Make Fridays a holiday in South, scholar advises

A Muslim scholar in Yala urged the government yesterday to declare Fridays a public holiday in three southern provinces to be in line with people's ways of living and to reflect government's understanding.

Nimu Makaje, a leading Muslim scholar in the South, said it was common practice for many schools and government offices in the region to close on Friday, which is considered a holy day in Islam and time for Muslims to attend prayer services at mosques.

"I urge the government to make Friday an additional public holiday for those living in the three southernmost provinces to respond to the way of living of local people. If so, insurgents will not be able to threaten people to close their businesses on Friday," Nimu said.

Many government offices in the region close on Fridays to allow Muslim officials to go to mosques. In compensation, the officials work other days, Nimu said. Islamic schools are also closed on Fridays.

Making Friday a public holiday would reflect the government's understanding of the southern people, who would definitely agree with the proposal, Nimu said. He also referred to distribution of leaflets in the South, in which insurgents threatened people not to work on Friday. Those who worked or opened their businesses would face attacks or kidnapping.

The fliers also stated that Muslim teachings prohibited work on Friday - a claim rejected by Chula Ratchamontri, the spiritual leader of Muslims in Thailand.

Nimu said if Friday was a public holiday, the threat in the fliers would mean nothing.

Meanwhile yesterday, three people were killed in attacks in Pattani and Narathiwat.

In Pattani's Khok Pho district, Phon and Nid Phetsorn, both 65, were fatally shot en-route to a rubber plantation in Tambon Napradu. Police said the couple was ambushed by insurgents with assault rifles while riding a motorcycle. They died instantly at the scene.

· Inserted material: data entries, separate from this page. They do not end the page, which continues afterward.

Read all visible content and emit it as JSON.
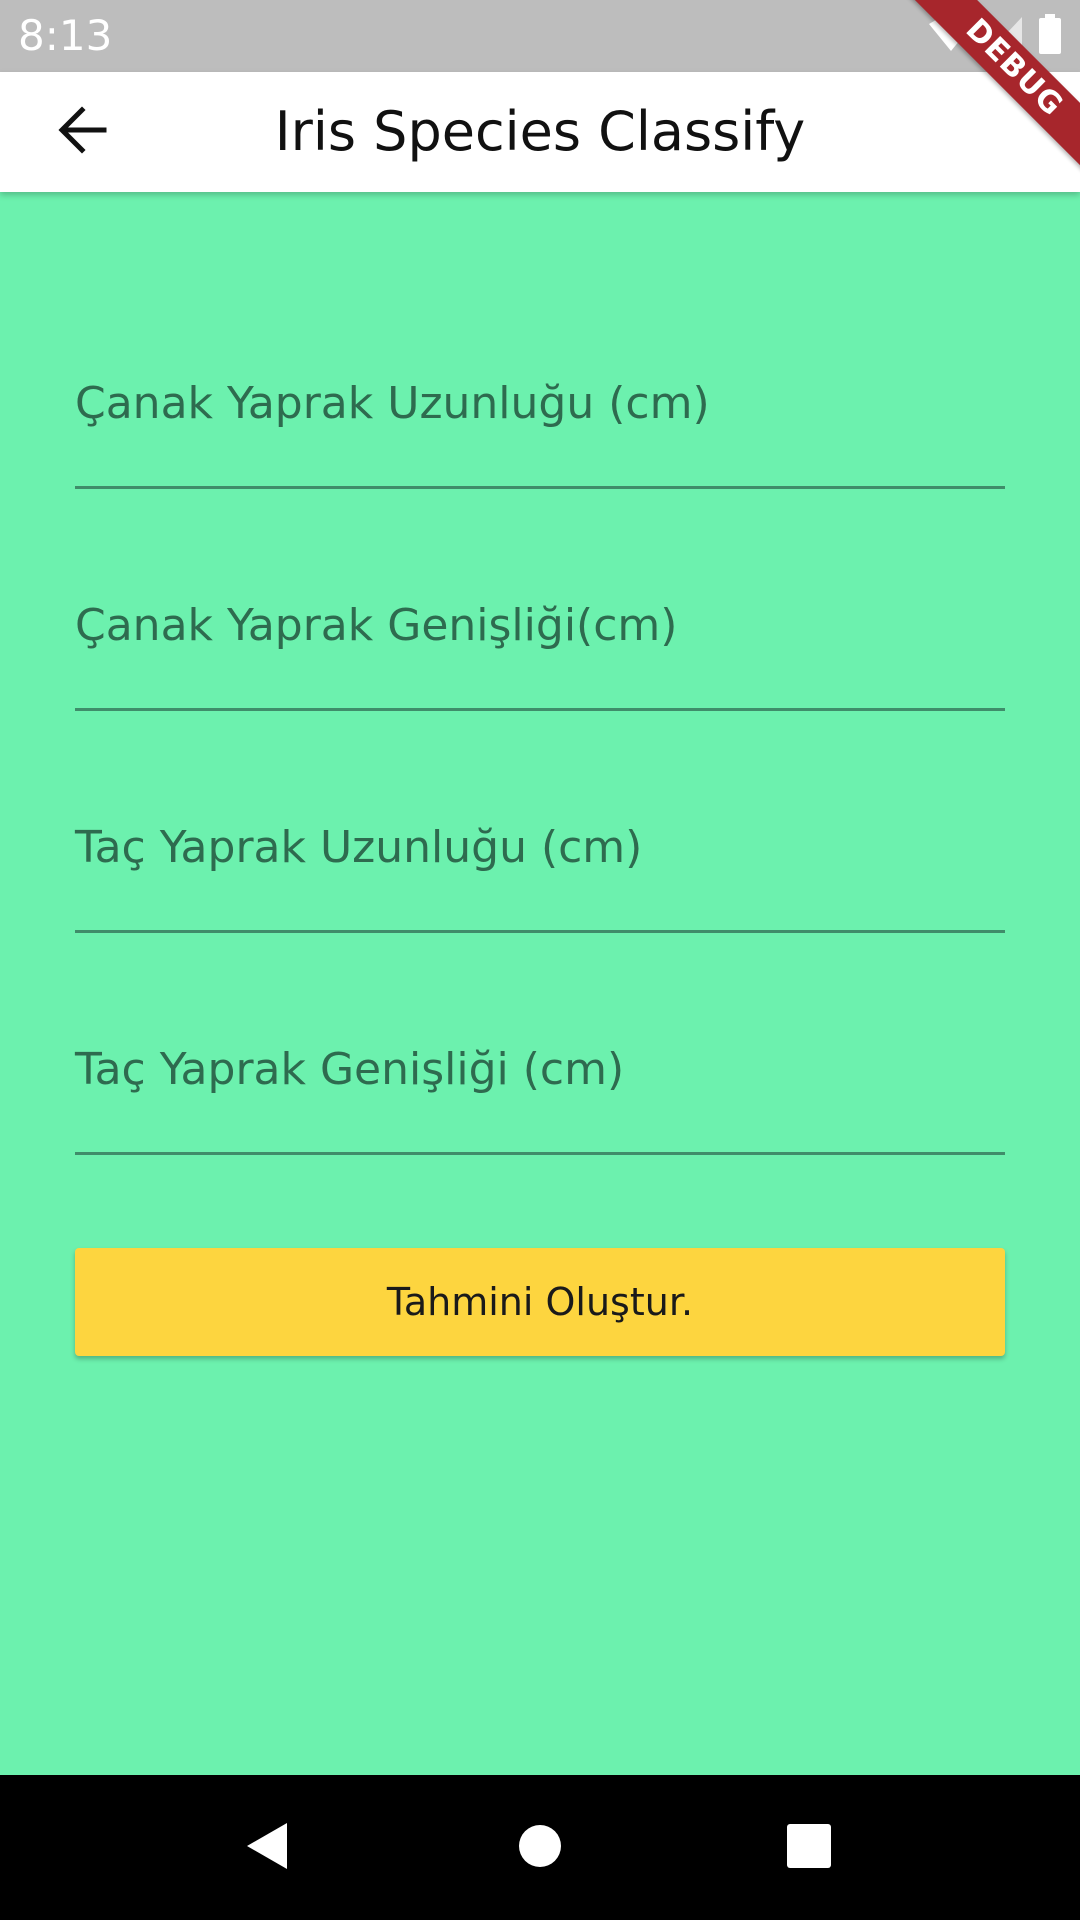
{
  "status_bar": {
    "time": "8:13",
    "icons": [
      "wifi-icon",
      "signal-icon",
      "battery-icon"
    ]
  },
  "debug_banner": "DEBUG",
  "app_bar": {
    "title": "Iris Species Classify",
    "back_icon": "arrow-back-icon"
  },
  "form": {
    "fields": [
      {
        "label": "Çanak Yaprak Uzunluğu (cm)",
        "value": ""
      },
      {
        "label": "Çanak Yaprak Genişliği(cm)",
        "value": ""
      },
      {
        "label": "Taç Yaprak Uzunluğu (cm)",
        "value": ""
      },
      {
        "label": "Taç Yaprak Genişliği (cm)",
        "value": ""
      }
    ],
    "submit_label": "Tahmini Oluştur."
  },
  "nav_bar": {
    "buttons": [
      "back-triangle-icon",
      "home-circle-icon",
      "recents-square-icon"
    ]
  },
  "colors": {
    "background": "#6cf1ae",
    "app_bar": "#ffffff",
    "button": "#fdd53f",
    "underline": "#3f8d6a",
    "label": "#2e6b4f",
    "debug_ribbon": "#a7262c",
    "status_bar": "#bdbdbd",
    "nav_bar": "#000000"
  }
}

In Narathiwat, Sama-e Seng, 49, told police that he and his wife Suenor, 44, were riding on a motorcycle on Sungai Padi-Joh I Rong Road in Joh I Rong district when a friend, Saitong Uma, 37, asked them for lift. So the three went together on the motorcycle. Later, two insurgents on a motorcycle approached them and fired at Suenor, the wife sitting in the middle. She was pronounced dead at a nearby hospital. The husband and Saitong were not injured.